主に芸術分野で使われている言葉ですが、最近では日常会話やビジネスシーンで登場する機会が増えました。
「デフォルメ」はどう使う?
「デフォルメ」という言葉の使い方を紹介します。例文を挙げますので、参考にしてくださいね。
使い方の例文
《例文》
・偉人をデフォルメしてイラストにしたところ、おもしろいと褒められた
・デフォルメして描写しているのに、その人物の特徴がよく出ている
・先方が気に入ったのは、デフォルメしたデザインのようだ
・あの話はデフォルメされ過ぎて、信ぴょう性に欠ける
「デフォルメ」は作品以外に、話や提案などに対しても用いられます。この場合も「誇張している」「変形している」の意味になり、「話を盛る」というニュアンスを含むことになります。
「デフォルメ」に似たイメージの言葉
「デフォルメ」に似たイメージのある言葉を紹介します。誤用を避けるためにも、それぞれの意味を把握しておきたいですね。
「デフォルト」
「デフォルト」には次の3つの意味があります。
1:債務不履行。公社債の利払いが遅延したり、元本の償還が不能となったりすること。借入金の返済が不能となったことをもいう。
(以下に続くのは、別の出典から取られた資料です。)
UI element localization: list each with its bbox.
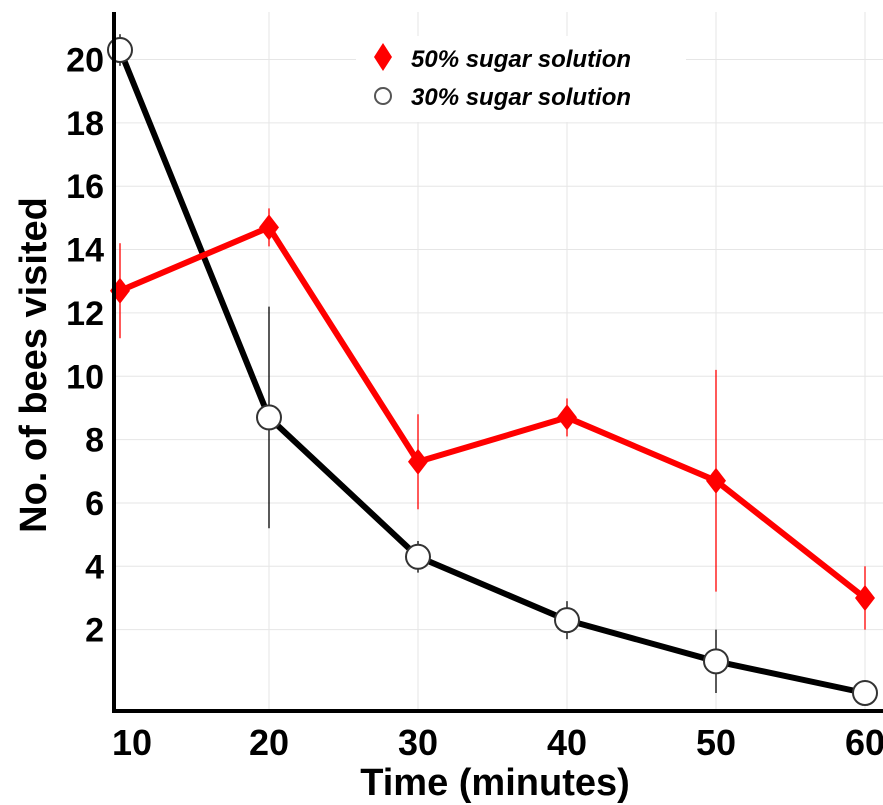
data-point-50 xyxy=(259,214,279,241)
y-tick-labels: 2 4 6 8 10 12 14 16 18 20 xyxy=(66,42,104,650)
legend-box xyxy=(356,36,686,122)
data-point-30 xyxy=(703,648,729,675)
y-tick-label: 6 xyxy=(85,485,104,523)
y-tick-label: 14 xyxy=(66,232,104,270)
series-line-30 xyxy=(117,48,866,696)
x-tick-label: 30 xyxy=(398,722,438,763)
data-point-50 xyxy=(855,584,875,611)
x-axis-title: Time (minutes) xyxy=(360,762,630,804)
y-tick-label: 2 xyxy=(85,612,104,650)
series-markers xyxy=(107,37,878,706)
legend: 50% sugar solution 30% sugar solution xyxy=(356,36,686,122)
data-point-30 xyxy=(256,404,282,431)
legend-marker-30 xyxy=(374,87,392,105)
data-point-30 xyxy=(405,543,431,570)
x-tick-label: 50 xyxy=(696,722,736,763)
legend-label-50: 50% sugar solution xyxy=(411,46,631,73)
x-tick-label: 20 xyxy=(249,722,289,763)
y-tick-label: 8 xyxy=(85,422,104,460)
y-tick-label: 10 xyxy=(66,358,104,396)
x-tick-label: 10 xyxy=(112,722,152,763)
y-tick-label: 12 xyxy=(66,295,104,333)
data-point-30 xyxy=(107,37,133,64)
data-point-30 xyxy=(852,680,878,706)
data-point-50 xyxy=(408,448,428,475)
y-tick-label: 4 xyxy=(85,548,104,586)
y-axis-title: No. of bees visited xyxy=(13,197,55,533)
series-line-50 xyxy=(118,224,867,601)
grid xyxy=(116,12,883,709)
legend-marker-50 xyxy=(374,43,392,71)
series-lines xyxy=(117,48,867,696)
x-tick-labels: 10 20 30 40 50 60 xyxy=(112,722,883,763)
data-point-50 xyxy=(706,467,726,494)
error-bars xyxy=(119,34,866,703)
x-tick-label: 40 xyxy=(547,722,587,763)
legend-label-30: 30% sugar solution xyxy=(411,84,631,111)
data-point-50 xyxy=(557,404,577,431)
y-tick-label: 20 xyxy=(66,42,104,80)
x-tick-label: 60 xyxy=(845,722,883,763)
y-tick-label: 16 xyxy=(66,168,104,206)
y-tick-label: 18 xyxy=(66,105,104,143)
data-point-30 xyxy=(554,607,580,634)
2:コンピューターで、ユーザーが特に指定しない場合に、あらかじめ設定されている値また動作条件。初期設定。
3:俗に、標準であること。初めから決まっていること。
『デジタル大辞泉』(小学館)より引用/「3」の使い方は日本語での用法
「デフォルト」は初期設定、あるいは標準設定という意味。「デフォルメ」とはまったく違う意味を持ちます。「デフォルメ」と読み方が似ていることもあり混同しやすいので、誤用や勘違いがないようにしてください。
「パロディ」
元の作品や現象を模倣しながら、その特徴に風刺や皮肉を盛り込んで強調し、新たな形や意味で表現する手法のこと。「デフォルメ」同様、芸術分野でよく用いられています。
「パロディ」と「デフォルメ」の線引きはあいまいで、明確な基準があるわけではないようです。どちらも元の作品を変形して新しい表現を生み出しますが、風刺や皮肉の度合いが強めだと「パロディ」になるでしょう。
「オマージュ」
既存の作品や人物などに対して敬意を表明し、引用や模倣などで新しい表現をすることを指します。元の作品や人物を彷彿とさせるものや、要素を取り入れ似せたものなどが多いでしょう。
敬意や尊敬の意味を込めて制作するのが「オマージュ」ですから、その点が「デフォルメ」とは異なります。また、単に似ているだけの作品は「オマージュ」にはなりません。
「インスパイア」
他者の作品やアイデアなどに刺激を受け、新たな作品や考え方を生み出すことを意味する言葉。基本的には元の作品やアイデアからヒントを得て作り出すことが多いでしょう。
「変形」「誇張」などの意味合いは含みませんので、「デフォルメ」とはまったく違う意味になると考えてください。
「トリビュート」
感謝・賞賛・尊敬などの気持ちを表すしるしという意味の「トリビュート」は、「オマージュ」と似ている言葉です。感謝の証として自分の作品などを捧げるという意味合いで使うため、「デフォルメ」とは意味が異なります。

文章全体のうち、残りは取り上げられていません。